Stephanie Lawrence, who has died suddenly at the age of 50, was a musical actress of rare glamour, which made her natural casting for a show about Marilyn Monroe. But, although she was a pillar of British musical theatre over the past 20 years and played lead roles in Cats, Evita, Starlight Express and Blood Brothers, she never fully achieved the 40-carat stardom that came to her no-more talented peers.

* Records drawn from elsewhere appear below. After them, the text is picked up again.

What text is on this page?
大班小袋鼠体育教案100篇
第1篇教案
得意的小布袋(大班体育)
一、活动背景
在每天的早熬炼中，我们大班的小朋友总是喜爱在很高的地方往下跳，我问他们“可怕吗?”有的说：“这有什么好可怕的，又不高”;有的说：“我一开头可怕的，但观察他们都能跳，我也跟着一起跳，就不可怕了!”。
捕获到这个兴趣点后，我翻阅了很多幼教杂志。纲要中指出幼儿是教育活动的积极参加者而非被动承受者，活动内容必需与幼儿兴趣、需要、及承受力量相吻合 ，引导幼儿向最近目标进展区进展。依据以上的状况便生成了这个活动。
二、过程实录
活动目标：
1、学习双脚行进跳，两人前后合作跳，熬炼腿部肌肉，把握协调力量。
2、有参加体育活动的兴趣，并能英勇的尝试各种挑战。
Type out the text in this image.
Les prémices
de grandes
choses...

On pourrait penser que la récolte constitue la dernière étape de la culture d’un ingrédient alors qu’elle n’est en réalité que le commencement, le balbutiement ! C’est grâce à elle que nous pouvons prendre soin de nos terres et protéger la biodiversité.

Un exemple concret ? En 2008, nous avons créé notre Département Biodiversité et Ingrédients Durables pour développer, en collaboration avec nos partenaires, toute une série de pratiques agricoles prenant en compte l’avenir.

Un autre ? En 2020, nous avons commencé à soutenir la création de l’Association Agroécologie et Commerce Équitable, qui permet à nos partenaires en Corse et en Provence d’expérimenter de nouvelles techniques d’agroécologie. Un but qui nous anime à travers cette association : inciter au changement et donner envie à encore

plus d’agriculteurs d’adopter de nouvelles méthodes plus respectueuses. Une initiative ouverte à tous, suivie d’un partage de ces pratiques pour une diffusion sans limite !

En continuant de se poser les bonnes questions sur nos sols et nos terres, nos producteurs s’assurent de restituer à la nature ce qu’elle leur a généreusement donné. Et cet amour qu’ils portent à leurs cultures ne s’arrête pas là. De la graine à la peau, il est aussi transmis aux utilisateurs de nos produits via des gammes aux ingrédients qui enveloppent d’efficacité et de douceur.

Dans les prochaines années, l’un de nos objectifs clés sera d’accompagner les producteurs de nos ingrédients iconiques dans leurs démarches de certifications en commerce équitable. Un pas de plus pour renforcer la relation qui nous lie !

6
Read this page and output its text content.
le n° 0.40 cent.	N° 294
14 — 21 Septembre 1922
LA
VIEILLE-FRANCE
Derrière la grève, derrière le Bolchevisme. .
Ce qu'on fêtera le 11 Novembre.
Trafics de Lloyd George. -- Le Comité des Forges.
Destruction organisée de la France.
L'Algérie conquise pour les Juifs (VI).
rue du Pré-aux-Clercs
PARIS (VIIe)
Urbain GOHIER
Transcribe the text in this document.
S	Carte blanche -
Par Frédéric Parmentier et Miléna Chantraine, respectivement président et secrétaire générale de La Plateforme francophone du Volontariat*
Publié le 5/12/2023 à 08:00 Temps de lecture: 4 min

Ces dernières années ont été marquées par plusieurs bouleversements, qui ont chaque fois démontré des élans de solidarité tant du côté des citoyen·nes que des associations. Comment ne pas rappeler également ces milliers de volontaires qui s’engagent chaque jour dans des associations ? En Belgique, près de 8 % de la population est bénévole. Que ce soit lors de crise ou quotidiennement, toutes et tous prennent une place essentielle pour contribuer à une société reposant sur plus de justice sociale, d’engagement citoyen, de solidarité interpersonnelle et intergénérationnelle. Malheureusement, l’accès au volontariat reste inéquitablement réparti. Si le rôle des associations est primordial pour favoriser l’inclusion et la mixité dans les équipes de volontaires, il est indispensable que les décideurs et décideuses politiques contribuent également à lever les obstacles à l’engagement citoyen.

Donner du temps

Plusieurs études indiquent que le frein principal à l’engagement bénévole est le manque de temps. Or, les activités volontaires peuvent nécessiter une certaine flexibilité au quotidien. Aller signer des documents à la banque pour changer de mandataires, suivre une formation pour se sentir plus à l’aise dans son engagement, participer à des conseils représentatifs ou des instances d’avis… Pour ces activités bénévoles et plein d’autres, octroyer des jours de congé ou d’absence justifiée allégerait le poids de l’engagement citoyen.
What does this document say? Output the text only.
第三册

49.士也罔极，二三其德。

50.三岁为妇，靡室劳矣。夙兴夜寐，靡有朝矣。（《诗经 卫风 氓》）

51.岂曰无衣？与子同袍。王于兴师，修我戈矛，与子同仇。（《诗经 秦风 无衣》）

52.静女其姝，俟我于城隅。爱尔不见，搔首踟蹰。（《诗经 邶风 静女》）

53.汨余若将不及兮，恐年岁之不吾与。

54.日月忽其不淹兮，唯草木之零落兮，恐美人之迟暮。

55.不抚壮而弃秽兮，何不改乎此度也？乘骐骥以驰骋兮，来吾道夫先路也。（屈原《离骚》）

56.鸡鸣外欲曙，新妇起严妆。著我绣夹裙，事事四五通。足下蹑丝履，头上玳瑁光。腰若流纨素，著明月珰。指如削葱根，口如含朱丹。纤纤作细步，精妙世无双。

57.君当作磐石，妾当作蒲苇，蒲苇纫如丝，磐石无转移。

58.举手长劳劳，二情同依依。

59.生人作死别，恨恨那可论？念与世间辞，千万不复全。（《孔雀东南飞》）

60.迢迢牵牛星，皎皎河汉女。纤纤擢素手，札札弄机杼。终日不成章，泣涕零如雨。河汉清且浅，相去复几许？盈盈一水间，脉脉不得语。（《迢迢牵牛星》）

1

She was born in Hayling Island, Hampshire, into a performing background. Her father was a musician and her mother, Gladys Kent, was a classically trained dancer who later formed a children’s dance troupe, the Kent Babes. The young Stephanie went to the Arts Educational School in Hertfordshire and made her West End debut as a roller-skating tap-dancer in Peter Nichols’s Forget-Me-Not Lane (1971): a prophetic move since she spent a good part of her later musical career on skates.
It was hard to miss her in the Nichols play since she embodied the adolescent sexual fantasies of the play’s autobiographical hero.
Her stunning looks were accompanied by a fine voice and a dedicated professionalism and it was no surprise when she took over the lead role in Andrew Lloyd Webber and Tim Rice’s Evita in 1981 and made no less an impression than Elaine Page as the Argentinian icon.
The choreographer on that show, Larry Fuller, was also the director of a musical called Marilyn which opened two years later at the Adelphi Theatre. The show was intended as a tribute to another popular icon who died young, but it failed to capture the public imagination. The one person who emerged with credit was Stephanie Lawrence. She not only captured the externals of Marilyn Monroe – the wiggle, the walk, the passionate pout, the vocal breathiness – but conveyed the carmined innocence and soft vulnerability within. It should have been her passport to fame but the show failed to live up to its star.
Undaunted, she picked herself up and got on with it. In 1983 she played the reformed prostitute, Mary Magdalene, in an ITV play called Doubting Thomas. In 1984, she was back on roller-skates in Lloyd Webber’s Starlight Express at the Apollo Victoria Theatre. Amid the hi-tech efficiency of Trevor Nunn’s over-busy production, she once again caught the eye. As I wrote in my review: “The first number to really grab me was He Whistled At Me which worked because Stephanie Lawrence, as a pink-suited steam-buff, was allowed to stand centre-stage and communicate a recognisable human emotion: unfulfilled longing.”
Lawrence remained a popular figure on the musical scene. Succeeding Barbara Dickson and Angela Richards, she spent four years in Willy Russell’s Blood Brothers. As well as appearing at the Phoenix Theatre, she also led the cast of the company that took the production to New York in 1993 where, thanks to the determination of producer Bill Kenwright, it survived mixed reviews.
She was a renowned animal lover and someone who put her career before long-term relationships although she married Laurie Sautereau only this year. She also brought to the West End musical stage a luminous glamour that has been extinguished cruelly early.
Stephanie Lawrence, actress, born December 16 1949; died November 4 2000.